A list with the following elements:

dat_weights, a data frame with the optimal weights dat_weights$sbw_weights;

ind, an argument provided by the user;

out, an argument provided by the user;

bal, an argument provided by the user;

wei, an argument provided by the user;

sol, an argument provided by the user;

par, an argument provided by the user;

effective_sample_size, effective sample size/sizes for the weighted group/groups;

objective_value, value/values of the objective function/functions at the optimum;

status, status of the solution. If the optimal weights are found, status = optimal; otherwise, the solution may be not optimal or not exist, in which case an error will be returned with details specific to the solver used. For the solver "quadprog", the status code is missing, therefore, status = NA;

time, time elapsed to find the optimal solution;

shadow_price, dual variables or shadow prices of the covariate balance constraints;

balance_parameters, details of the balance parameters;

cstat, covariate balance statistic used in Wang and Zubizarreta (2020). A magnitude to be minimized to select the degree of approximate balance in bal$bal_gri.

Source

https://www.ibm.com/products/ilog-cplex-optimization-studio

https://www.gurobi.com/products/gurobi-optimizer/

https://www.mosek.com/products/mosek/

http://foges.github.io/pogs/stp/r

References

Chattopadhyay, A., Hase, C. H., and Zubizarreta, J. R. (2020), "Balancing Versus Modeling Approaches to Weighting in Practice," Statistics in Medicine, 39, 3227-3254.

Kang, J. D. Y., and Schafer, J. L. (2007), "Demystifying Double Robustness: A Comparison of Alternative Strategies for Estimating a Population Mean from Incomplete Data," Statistical Science, 22, 523-539.

Stuart, E. A. Matching methods for causal inference: a review and a look forward.

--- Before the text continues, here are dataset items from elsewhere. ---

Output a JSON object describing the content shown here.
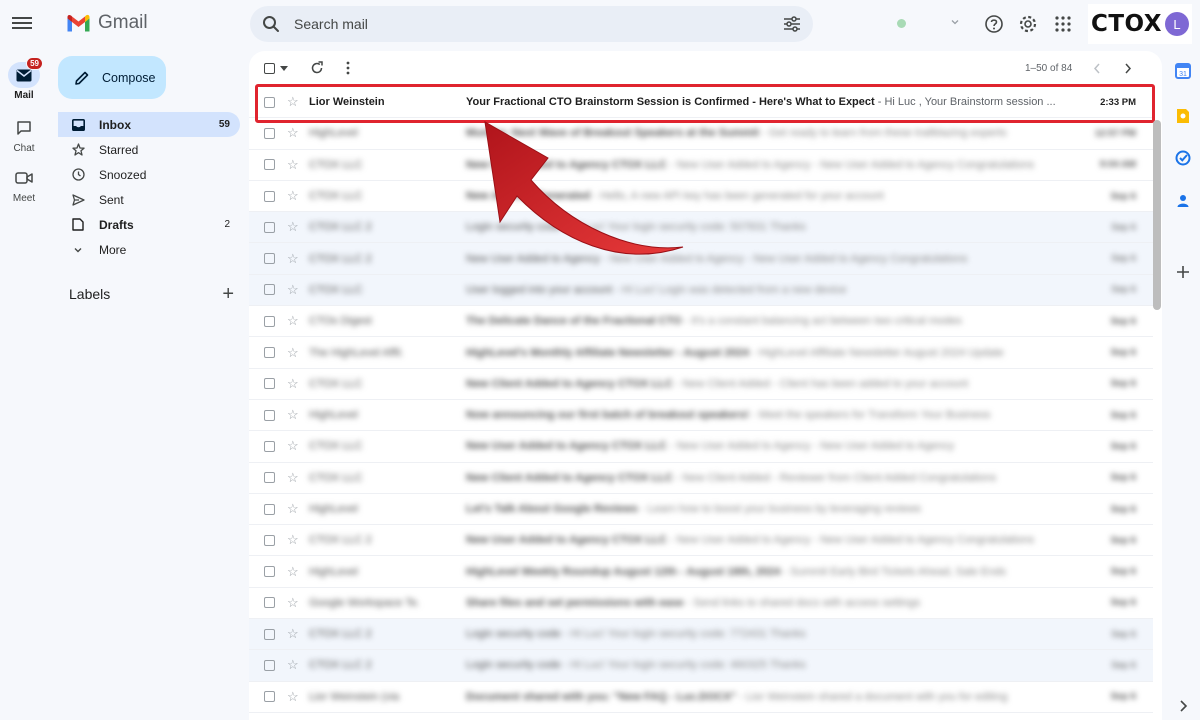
{
  "app": {
    "name": "Gmail"
  },
  "rail": {
    "items": [
      {
        "label": "Mail",
        "badge": "59",
        "icon": "mail-icon",
        "active": true
      },
      {
        "label": "Chat",
        "icon": "chat-icon"
      },
      {
        "label": "Meet",
        "icon": "video-icon"
      }
    ]
  },
  "search": {
    "placeholder": "Search mail"
  },
  "brand": {
    "text": "CTOX",
    "avatar_letter": "L"
  },
  "compose": {
    "label": "Compose"
  },
  "nav": {
    "items": [
      {
        "label": "Inbox",
        "count": "59",
        "icon": "inbox-icon"
      },
      {
        "label": "Starred",
        "count": "",
        "icon": "star-icon"
      },
      {
        "label": "Snoozed",
        "count": "",
        "icon": "clock-icon"
      },
      {
        "label": "Sent",
        "count": "",
        "icon": "send-icon"
      },
      {
        "label": "Drafts",
        "count": "2",
        "icon": "draft-icon"
      },
      {
        "label": "More",
        "count": "",
        "icon": "chevron-down-icon"
      }
    ],
    "labels_heading": "Labels"
  },
  "toolbar": {
    "pager": "1–50 of 84"
  },
  "emails": {
    "highlighted": {
      "sender": "Lior Weinstein",
      "subject": "Your Fractional CTO Brainstorm Session is Confirmed - Here's What to Expect",
      "snippet": " - Hi Luc , Your Brainstorm session ...",
      "time": "2:33 PM"
    },
    "rows": [
      {
        "sender": "HighLevel",
        "subject": "Mumbo: Next Wave of Breakout Speakers at the Summit",
        "snippet": " - Get ready to learn from these trailblazing experts",
        "time": "12:57 PM",
        "read": false
      },
      {
        "sender": "CTOX LLC",
        "subject": "New User Added to Agency CTOX LLC",
        "snippet": " - New User Added to Agency - New User Added to Agency Congratulations",
        "time": "9:04 AM",
        "read": false
      },
      {
        "sender": "CTOX LLC",
        "subject": "New API Key Generated",
        "snippet": " - Hello, A new API key has been generated for your account",
        "time": "Sep 6",
        "read": false
      },
      {
        "sender": "CTOX LLC 2",
        "subject": "Login security code",
        "snippet": " - Hi Luc! Your login security code: 507831 Thanks",
        "time": "Sep 6",
        "read": true
      },
      {
        "sender": "CTOX LLC 2",
        "subject": "New User Added to Agency",
        "snippet": " - New User Added to Agency - New User Added to Agency Congratulations",
        "time": "Sep 6",
        "read": true
      },
      {
        "sender": "CTOX LLC",
        "subject": "User logged into your account",
        "snippet": " - Hi Luc! Login was detected from a new device",
        "time": "Sep 6",
        "read": true
      },
      {
        "sender": "CTOs Digest",
        "subject": "The Delicate Dance of the Fractional CTO",
        "snippet": " - It's a constant balancing act between two critical modes",
        "time": "Sep 6",
        "read": false
      },
      {
        "sender": "The HighLevel Affil.",
        "subject": "HighLevel's Monthly Affiliate Newsletter - August 2024",
        "snippet": " - HighLevel Affiliate Newsletter August 2024 Update",
        "time": "Sep 6",
        "read": false
      },
      {
        "sender": "CTOX LLC",
        "subject": "New Client Added to Agency CTOX LLC",
        "snippet": " - New Client Added - Client has been added to your account",
        "time": "Sep 6",
        "read": false
      },
      {
        "sender": "HighLevel",
        "subject": "Now announcing our first batch of breakout speakers!",
        "snippet": " - Meet the speakers for Transform Your Business",
        "time": "Sep 6",
        "read": false
      },
      {
        "sender": "CTOX LLC",
        "subject": "New User Added to Agency CTOX LLC",
        "snippet": " - New User Added to Agency - New User Added to Agency",
        "time": "Sep 6",
        "read": false
      },
      {
        "sender": "CTOX LLC",
        "subject": "New Client Added to Agency CTOX LLC",
        "snippet": " - New Client Added - Reviewer from Client Added Congratulations",
        "time": "Sep 6",
        "read": false
      },
      {
        "sender": "HighLevel",
        "subject": "Let's Talk About Google Reviews",
        "snippet": " - Learn how to boost your business by leveraging reviews",
        "time": "Sep 6",
        "read": false
      },
      {
        "sender": "CTOX LLC 2",
        "subject": "New User Added to Agency CTOX LLC",
        "snippet": " - New User Added to Agency - New User Added to Agency Congratulations",
        "time": "Sep 6",
        "read": false
      },
      {
        "sender": "HighLevel",
        "subject": "HighLevel Weekly Roundup August 12th - August 18th, 2024",
        "snippet": " - Summit Early Bird Tickets Ahead, Sale Ends",
        "time": "Sep 6",
        "read": false
      },
      {
        "sender": "Google Workspace Te.",
        "subject": "Share files and set permissions with ease",
        "snippet": " - Send links to shared docs with access settings",
        "time": "Sep 6",
        "read": false
      },
      {
        "sender": "CTOX LLC 2",
        "subject": "Login security code",
        "snippet": " - Hi Luc! Your login security code: 772431 Thanks",
        "time": "Sep 6",
        "read": true
      },
      {
        "sender": "CTOX LLC 2",
        "subject": "Login security code",
        "snippet": " - Hi Luc! Your login security code: 460325 Thanks",
        "time": "Sep 6",
        "read": true
      },
      {
        "sender": "Lior Weinstein (via",
        "subject": "Document shared with you: \"New FAQ - Luc.DOCX\"",
        "snippet": " - Lior Weinstein shared a document with you for editing",
        "time": "Sep 6",
        "read": false
      }
    ]
  },
  "colors": {
    "highlight": "#e0242f",
    "arrow": "#d61c23",
    "accent": "#0b57d0"
  }
}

Statistical Science 2010; 25(1): 1-21.

Wang, Y., and Zubizarreta, J. R. (2020), "Minimal Dispersion Approximately Balancing Weights: Asymptotic Properties and Practical Considerations," Biometrika, 107, 93-105.

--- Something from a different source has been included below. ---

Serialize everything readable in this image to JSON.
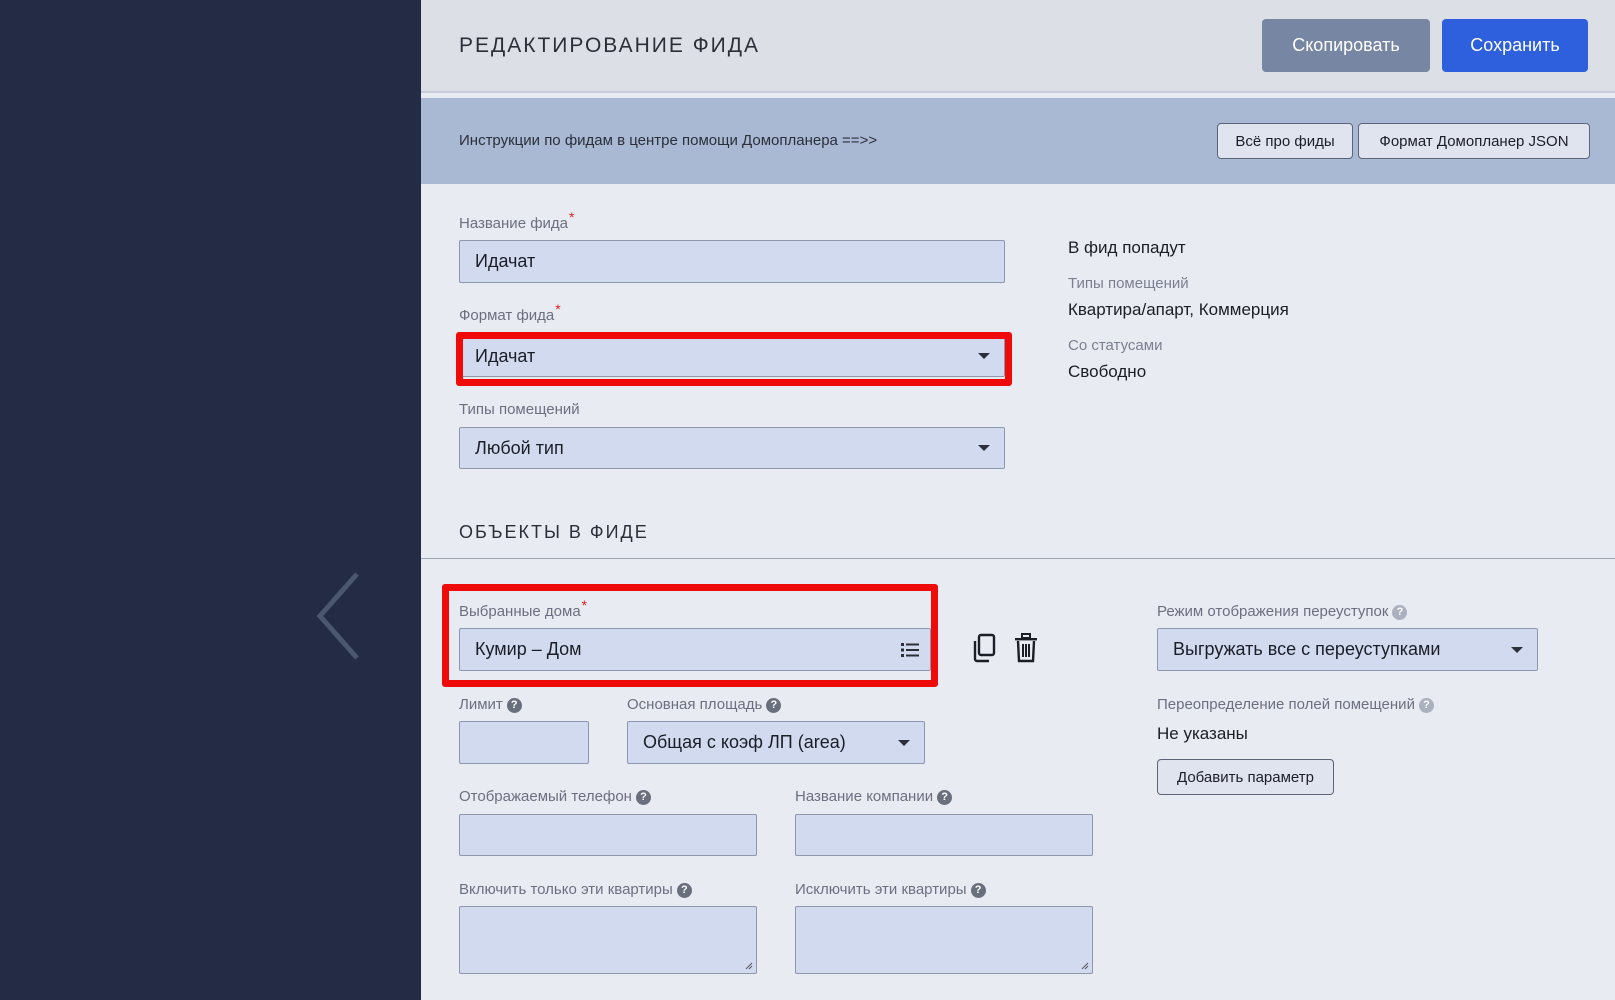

Zubizarreta, J. R. (2015), "Stable Weights that Balance Covariates for Estimation with Incomplete Outcome Data," Journal of the American Statistical Association, 110, 910-922.

Examples

# Simulate data
kangschafer = function(n_obs) {
 # Z are the true covariates
 # t is the indicator for the respondents (treated)
 # y is the outcome
 # X are the observed covariates
 # Returns Z, t y and X sorted in decreasing order by t
 Z = MASS::mvrnorm(n_obs, mu=rep(0, 4), Sigma=diag(4))
 p = 1/(1+exp(Z[, 1]-.5*Z[, 2]+.25*Z[, 3]+.1*Z[, 4]))
 t = rbinom(n_obs, 1, p)
 Zt = cbind(Z, p, t)
 Zt = Zt[order(t), ]
 Z = Zt[, 1:4]
 p = Zt[, 5]
 t = Zt[, 6]
 y = 210+27.4*Z[, 1]+13.7*Z[, 2]+13.7*Z[, 3]+13.7*Z[, 4]+rnorm(n_obs)
 X = cbind(exp(Z[, 1]/2), (Z[, 2]/(1+exp(Z[, 1])))+10, (Z[, 1]*Z[, 3]/
25+.6)^3, (Z[, 2]+Z[, 4]+20)^2)
 return(list(Z=Z, p=p, t=t, y=y, X=X))
}
set.seed(1234)
n_obs = 200
aux = kangschafer(n_obs)
Z = aux$Z
p = aux$p
t = aux$t
y = aux$y
X = aux$X

# Generate data frame
t_ind = t
bal_cov = X
data_frame = as.data.frame(cbind(t_ind, bal_cov, y))
names(data_frame) = c("t_ind", "X1", "X2", "X3", "X4", "Y")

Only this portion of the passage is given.